8/10

If you read Matthew’s review about Mortal Engines, then you’ve got an idea how expectations can affect your enjoyment of a movie. So needless to say, expectations for Mary Poppins Returns have to be sky high.

With that in mind, the movie delivers! It’s silly, beautiful, clever, and incredibly charming. Emily Blunt can do no wrong, Lin-Manual Miranda looks so happy to be there, and the music is so catchy. Truly, everyone involved in front of and behind the camera does an amazing job, just as they should in a Disney movie. At this point, the Disney empire is big enough and rich enough to be able to assemble nothing but the best. When people complain about the impending remakes of Disney animated classics, I don’t fully side with them. I don’t think any movie is untouchable. Why shouldn’t kids now and in the future get their own beloved, big-screen adventures? Basically, a remake shouldn’t ruin your affection for an original. So what’s the harm?

Now, having said all that, I’m about to harp on Mary Poppins Returns for its remakiness. There are spoilers ahead, so proceed at your own risk.

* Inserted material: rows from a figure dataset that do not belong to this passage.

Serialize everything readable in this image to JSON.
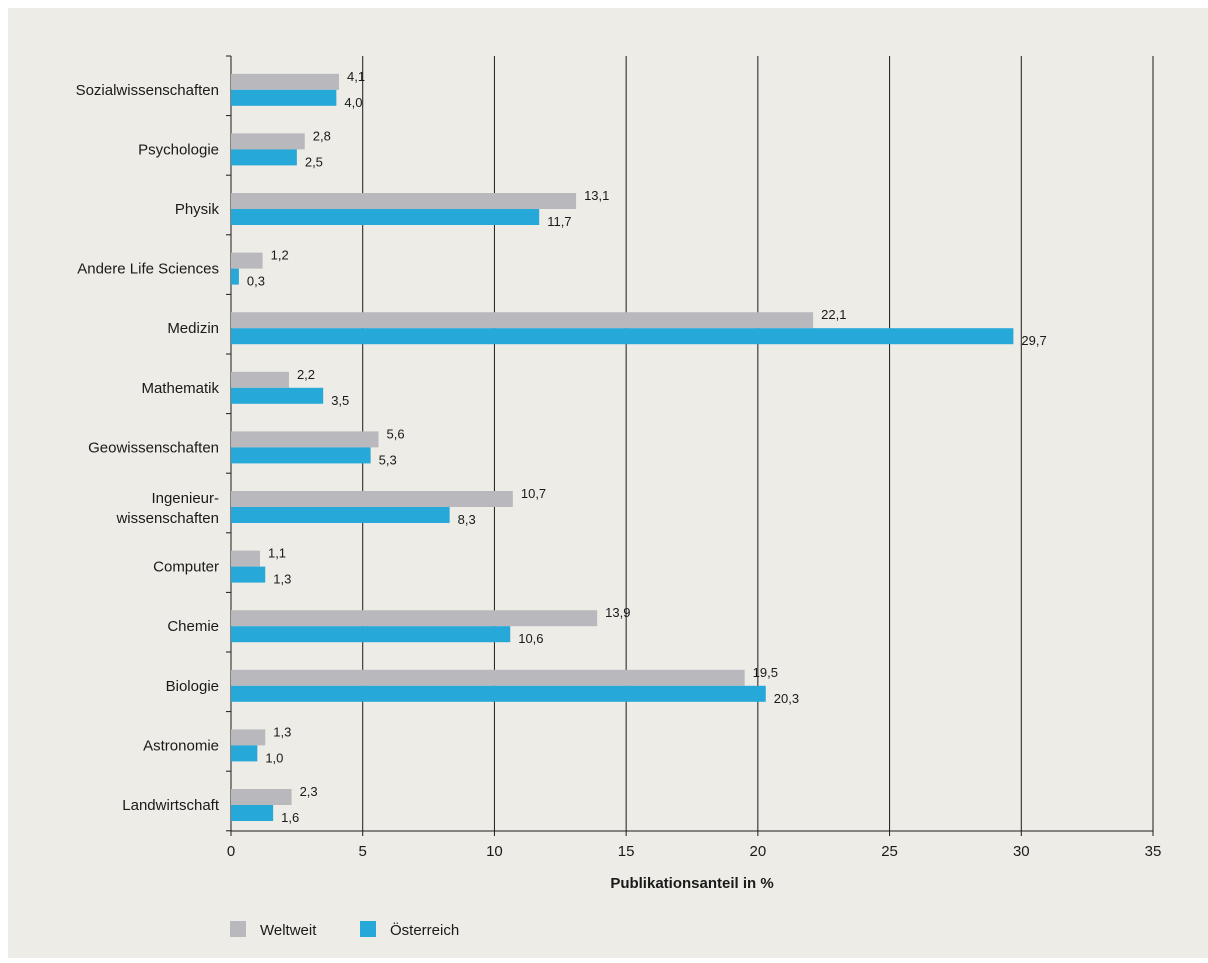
{
  "chart_data": {
    "type": "bar",
    "orientation": "horizontal",
    "categories": [
      "Sozialwissenschaften",
      "Psychologie",
      "Physik",
      "Andere Life Sciences",
      "Medizin",
      "Mathematik",
      "Geowissenschaften",
      "Ingenieur-\nwissenschaften",
      "Computer",
      "Chemie",
      "Biologie",
      "Astronomie",
      "Landwirtschaft"
    ],
    "series": [
      {
        "name": "Weltweit",
        "color": "#b9b9bd",
        "values": [
          4.1,
          2.8,
          13.1,
          1.2,
          22.1,
          2.2,
          5.6,
          10.7,
          1.1,
          13.9,
          19.5,
          1.3,
          2.3
        ],
        "labels": [
          "4,1",
          "2,8",
          "13,1",
          "1,2",
          "22,1",
          "2,2",
          "5,6",
          "10,7",
          "1,1",
          "13,9",
          "19,5",
          "1,3",
          "2,3"
        ]
      },
      {
        "name": "Österreich",
        "color": "#26a9d8",
        "values": [
          4.0,
          2.5,
          11.7,
          0.3,
          29.7,
          3.5,
          5.3,
          8.3,
          1.3,
          10.6,
          20.3,
          1.0,
          1.6
        ],
        "labels": [
          "4,0",
          "2,5",
          "11,7",
          "0,3",
          "29,7",
          "3,5",
          "5,3",
          "8,3",
          "1,3",
          "10,6",
          "20,3",
          "1,0",
          "1,6"
        ]
      }
    ],
    "xlim": [
      0,
      35
    ],
    "xticks": [
      "0",
      "5",
      "10",
      "15",
      "20",
      "25",
      "30",
      "35"
    ],
    "xlabel": "Publikationsanteil in %",
    "ylabel": "",
    "title": "",
    "grid": "vertical",
    "legend_position": "bottom-left"
  }
}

Now, I know Mary Poppins Returns is technically a sequel, but it feels like a remake. About 15 minutes into the movie, I found myself distracted from fully enjoying it. I noticed some very strong parallels between the first and the second. By the end of the movie, I was running through each beat, character, and song matching it to its counterpart in the original. Because I’m a big nerd, I’ve made a table for you to peruse at your leisure.

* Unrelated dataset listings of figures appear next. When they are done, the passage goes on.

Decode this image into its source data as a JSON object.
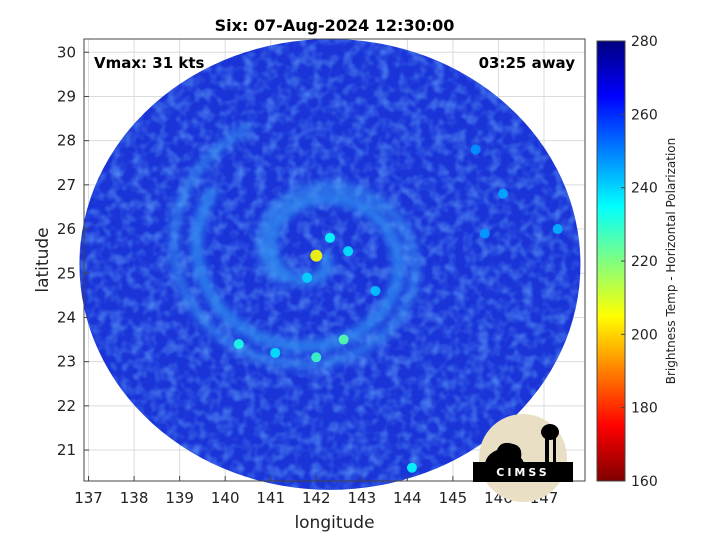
{
  "chart_data": {
    "type": "heatmap",
    "title": "Six: 07-Aug-2024 12:30:00",
    "xlabel": "longitude",
    "ylabel": "latitude",
    "xlim": [
      136.9,
      147.9
    ],
    "ylim": [
      20.3,
      30.3
    ],
    "xticks": [
      137,
      138,
      139,
      140,
      141,
      142,
      143,
      144,
      145,
      146,
      147
    ],
    "yticks": [
      21,
      22,
      23,
      24,
      25,
      26,
      27,
      28,
      29,
      30
    ],
    "grid": true,
    "annotations": {
      "vmax": "Vmax: 31 kts",
      "time_away": "03:25 away"
    },
    "swath": {
      "center_lon": 142.3,
      "center_lat": 25.2,
      "radius_lon": 5.5,
      "radius_lat": 5.1
    },
    "storm_center": {
      "lon": 142.0,
      "lat": 25.4
    },
    "colorbar": {
      "label": "Brightness Temp - Horizontal Polarization",
      "min": 160,
      "max": 280,
      "ticks": [
        160,
        180,
        200,
        220,
        240,
        260,
        280
      ],
      "colormap": "jet"
    },
    "features": [
      {
        "lon": 142.0,
        "lat": 25.4,
        "value": 205
      },
      {
        "lon": 142.3,
        "lat": 25.8,
        "value": 235
      },
      {
        "lon": 142.7,
        "lat": 25.5,
        "value": 238
      },
      {
        "lon": 141.8,
        "lat": 24.9,
        "value": 240
      },
      {
        "lon": 143.3,
        "lat": 24.6,
        "value": 242
      },
      {
        "lon": 142.6,
        "lat": 23.5,
        "value": 225
      },
      {
        "lon": 142.0,
        "lat": 23.1,
        "value": 228
      },
      {
        "lon": 140.3,
        "lat": 23.4,
        "value": 232
      },
      {
        "lon": 141.1,
        "lat": 23.2,
        "value": 238
      },
      {
        "lon": 144.1,
        "lat": 20.6,
        "value": 235
      },
      {
        "lon": 145.5,
        "lat": 27.8,
        "value": 248
      },
      {
        "lon": 146.1,
        "lat": 26.8,
        "value": 245
      },
      {
        "lon": 147.3,
        "lat": 26.0,
        "value": 244
      },
      {
        "lon": 145.7,
        "lat": 25.9,
        "value": 247
      }
    ]
  },
  "logo": {
    "text": "CIMSS"
  }
}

The adult female has lost sight of what truly matters for a political pursuit Sister Suffragette No song, same character though
The Father’s main dilemma The Life I Lead A Conversation
What the children need The Perfect Nanny No song, as they wouldn’t sing
Chores are fun song A Spoonful of Sugar Can You Imagine That?
Let me tell you about my job song Pavement Artist (Underneath the) Lovely London Sky
Not exactly the same, but they occur at the same beat. Both contain a “Ain’t Mary Poppins grand?” theme Jolly Holiday The Royal Doulton Music Hall/Introducing Mary Poppins
Mary impresses everyone while Bert/Jack talk fast Supercali… A Cover is Not the Book
Lullaby Stay Awake The Place Where the Lost Things Go
An odd relative has gravitational issues song I Love to Laugh Turning Turtle
Bert/Jack dances with friends Step in Time Trip a Little Light Fantastic
Super catchy, everything’s resolved, flying song Let’s Go Fly a Kite Nowhere to Go But Up

There are a few differences between them. For example, Mary Poppins doesn’t have an actual villain. The bankers are antagonistic, but not nefarious. The father is obstructive, but that’s part of the point of the movie. In Returns, they included a more straightforward antagonist. Colin Firth does a fine job as a duplicitous banker. The similarity I found most irksome involved Winnifred and Adult Jane’s characters. Both are politically motivated females who the movie seems to believe has missed what’s really important in life (e.g. Winnifred’s motherly responsibilities and Jane’s love life). I guess it works to give Miranda’s character more of a purpose in the story, but it made me roll my eyes a little.

So this is my internal tug-of-war with this movie. As I previously said, it’s a charming movie that hits all the right notes. Does it matter if the notes are the same? Maybe…I don’t know. I stand by what I said. People should be able to enjoy a retold story without it diminishing the original. But does the familiarity diminish enjoyment of the remake? Not according to everyone else I’ve talked to. I seem to be in the minority for criticism, which makes me think I’m taking it all a little too seriously. If you need to check your brain at the door for some movies, you should also be able to check your cynicism. Go enjoy some genuine fun!